Was a little worried about what I’d give them for lunch – Tara is a picky eater and prefers meat-based dishes. We are an eggetarian household and remembering the Dennis cartoon strip about saying grace. But there’s only vegetables today. What do I have to thank God for? I was wondering whether she’d eat anything at all! Anyway I could always whip up an omelette – was my thought.

I needn’t have worried – the kid not only ate but actually asked for seconds – of spinach! My lunch that day was a very simple dal, spinach mashiyal (is exactly what it sounds like – mashed up, cooked spinach with tempering), roast potato and rice. 

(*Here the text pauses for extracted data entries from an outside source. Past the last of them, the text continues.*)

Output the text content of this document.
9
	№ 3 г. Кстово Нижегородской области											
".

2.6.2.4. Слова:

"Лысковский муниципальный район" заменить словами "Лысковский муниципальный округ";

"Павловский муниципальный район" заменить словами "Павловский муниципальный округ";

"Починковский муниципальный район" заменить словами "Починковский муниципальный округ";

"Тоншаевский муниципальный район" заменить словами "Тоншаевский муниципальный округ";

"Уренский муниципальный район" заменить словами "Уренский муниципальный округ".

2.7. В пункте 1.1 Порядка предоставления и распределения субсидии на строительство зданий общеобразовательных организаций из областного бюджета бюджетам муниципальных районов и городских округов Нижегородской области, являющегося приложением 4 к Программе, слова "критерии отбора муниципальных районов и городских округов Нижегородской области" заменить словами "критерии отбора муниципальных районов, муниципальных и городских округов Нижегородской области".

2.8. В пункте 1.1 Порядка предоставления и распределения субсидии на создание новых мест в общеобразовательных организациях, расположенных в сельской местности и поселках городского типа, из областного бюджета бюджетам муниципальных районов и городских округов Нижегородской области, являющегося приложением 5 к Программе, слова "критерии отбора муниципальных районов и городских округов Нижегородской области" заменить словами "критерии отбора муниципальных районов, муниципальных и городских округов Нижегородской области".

I still don’t get why kids in comic strips are supposed to say yuck to spinach and that there’s a whole comic character created for the specific purpose of getting American kids to eat the green stuff – POPEYE! American consumption of spinach went up by a third after Popeye appeared!! wow! like WOW!

All they needed to do was to make spinach like THIS.

KEERAI MASHIYAL

  • Spinach (palak) or amaranth(thotakoora/molakeerai) – 2 bundles – washed well and chopped any which way!
  • Coconut oil (preferred) or any cooking oil – 1 tsp
  • Red chili – 1 or 2 – cut into pieces – easiest way to do this is with the kitchen scissors
  • Mustard seeds – 1/2 tsp
  • Asafoetida – 1 large pinch
  • Urad dal – 1/2 tsp
  • Jeera (cumin) seeds – 1/4 tsp
  • Turmeric – 1 pinch
  • Grated fresh coconut and / or 2 tbsp cooked toor dal.
  • Salt

Cook the spinach on high in a microwave for 3 minutes until wilted. Pulse it for 2-3 seconds in a mixer or use a bar blender to mash it a little. Set aside.

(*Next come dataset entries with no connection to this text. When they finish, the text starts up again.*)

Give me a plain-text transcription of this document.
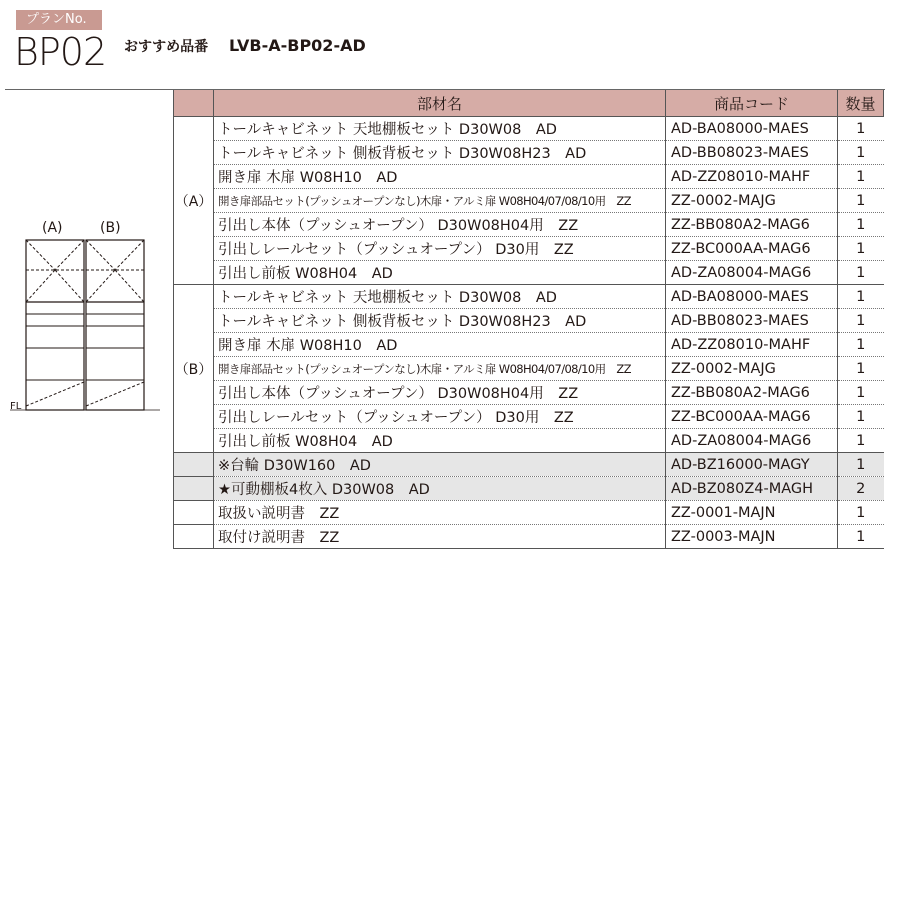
プランNo.
BP02 おすすめ品番 LVB-A-BP02-AD
(A)	(B)
FL
	部材名	商品コード	数量
（A）	トールキャビネット 天地棚板セット D30W08　AD	AD-BA08000-MAES	1
	トールキャビネット 側板背板セット D30W08H23　AD	AD-BB08023-MAES	1
	開き扉 木扉 W08H10　AD	AD-ZZ08010-MAHF	1
	開き扉部品セット(プッシュオープンなし)木扉・アルミ扉 W08H04/07/08/10用　ZZ	ZZ-0002-MAJG	1
	引出し本体（プッシュオープン） D30W08H04用　ZZ	ZZ-BB080A2-MAG6	1
	引出しレールセット（プッシュオープン） D30用　ZZ	ZZ-BC000AA-MAG6	1
	引出し前板 W08H04　AD	AD-ZA08004-MAG6	1
（B）	トールキャビネット 天地棚板セット D30W08　AD	AD-BA08000-MAES	1
	トールキャビネット 側板背板セット D30W08H23　AD	AD-BB08023-MAES	1
	開き扉 木扉 W08H10　AD	AD-ZZ08010-MAHF	1
	開き扉部品セット(プッシュオープンなし)木扉・アルミ扉 W08H04/07/08/10用　ZZ	ZZ-0002-MAJG	1
	引出し本体（プッシュオープン） D30W08H04用　ZZ	ZZ-BB080A2-MAG6	1
	引出しレールセット（プッシュオープン） D30用　ZZ	ZZ-BC000AA-MAG6	1
	引出し前板 W08H04　AD	AD-ZA08004-MAG6	1
	※台輪 D30W160　AD	AD-BZ16000-MAGY	1
	★可動棚板4枚入 D30W08　AD	AD-BZ080Z4-MAGH	2
	取扱い説明書　ZZ	ZZ-0001-MAJN	1
	取付け説明書　ZZ	ZZ-0003-MAJN	1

Heat the oil in a large pan and add the mustard seeds. When they pop, add the urad dal, red chilies and cumin. When the dal turns golden yellow, add the asafoetida and turmeric.Add the spinach and salt and cook for three minutes or so till the spinach has reduced completely and there isn’t too much water left. Do NOT, at any stage, discard the water – you will lose valuable nutrients. Add the coconut and / or cooked dal. Mix well and switch off.

Serve as a side with rice and sambar and a roast vegetable. Or with rotis.

Psst… and if you really don’t like spinach, it’s not all it’s hyped up to be – the idea of spinach as an iron-rich food was due to a mistake – with the scientist who transcribed his notes misplacing a decimal point  – thus making 3.5 mg of iron per 100 gm of spinach to 35 mg of iron – no wonder Popeye’s muscles popped up! It IS a very good source of other nutrients though – Vits  A, K, B6, B2, E and C and lots of minerals.